Às tantas o Vítor Ramalho interveio e disse que não podia admitir esta

linguagem, que se tratava de um encontro de militantes do PS onde as pessoas se

respeitavam. Eu, que vejo na generalidade dos políticos pessoas que são tudo menos

sérias, estive-me nas tintas para os seus pruridos. Perguntei-lhe se os não-militantes

não podiam intervir. Ele disse que sim. Perguntei-lhe se me deixava continuar e

concluir a minha opinião. Disse de novo que sim, e eu continuei. Para concluir lembrei-

me de uma série de ataques que o secretário de estado fez aos professores e às suas

formações. A esses ataques respondi:

— Todos os professores têm formação média, superior ou equiparada, alguns

têm mestrado, outros têm doutoramento. Fizeram profissionalização dentro dos moldes

estipulados superiormente. Fazem acções de formação e actualização com

regularidade. Como nos podem atirar também isso à cara? Lembro que mais de 90%

dos professores têm habilitações académicas superiores às do primeiro-ministro.
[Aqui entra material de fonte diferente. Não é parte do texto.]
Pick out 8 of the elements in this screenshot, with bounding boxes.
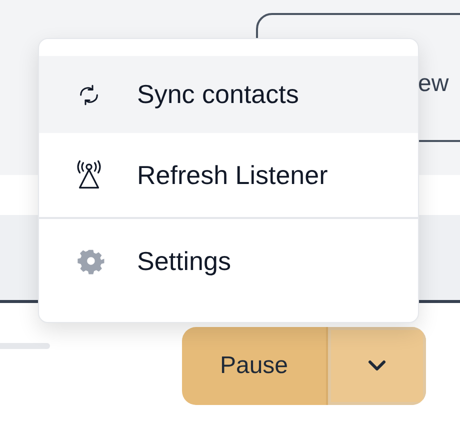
dropdown-button[interactable] — [326, 327, 426, 405]
progress-track — [0, 343, 50, 349]
antenna-icon — [75, 160, 103, 190]
menu-item[interactable]: Refresh Listener — [39, 133, 418, 217]
menu-item[interactable]: Settings — [39, 219, 418, 303]
menu-item[interactable]: Sync contacts — [39, 56, 418, 133]
caret-icon — [367, 360, 387, 372]
pause-button[interactable]: Pause — [182, 327, 326, 405]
Aí é que foram elas! Não se podia falar mal do ai-jesus de todos eles, ali.

Pateadas da mesa e de muitos dos presentes na plateia. Ainda perguntei, por duas

vezes:

— Estou a dizer alguma mentira?

Ninguém me disse que não. Sentei-me; ninguém bateu palmas. Ouvi

atentamente as intervenções seguintes, que pouco adiantaram ao já dito, de onde

ressaltaram preocupações, ora com os efeitos desta avaliação nos professores e nos

alunos, ora com a sua consequência nos resultados eleitorais do PS. Destaco o último

colega a falar que referiu conhecer como funcionam as coisas noutros países da

Europa, onde esteve várias vezes em trabalho, e de não saber de nenhum onde os

professores sejam divididos em duas carreiras. Questionava ele a que país, afinal,

tinha ido o ME inspirar-se.Para terminar, foi dada a palavra ao secretário de estado, que voltou a falar das

virtudes deste modelo de avaliação e da importância de o levar à prática. Foi um

discurso circular, onde muito pouco se reflectiram as preocupações colocadas pela

plateia.

Foi assim a minha aventura de quatro horas.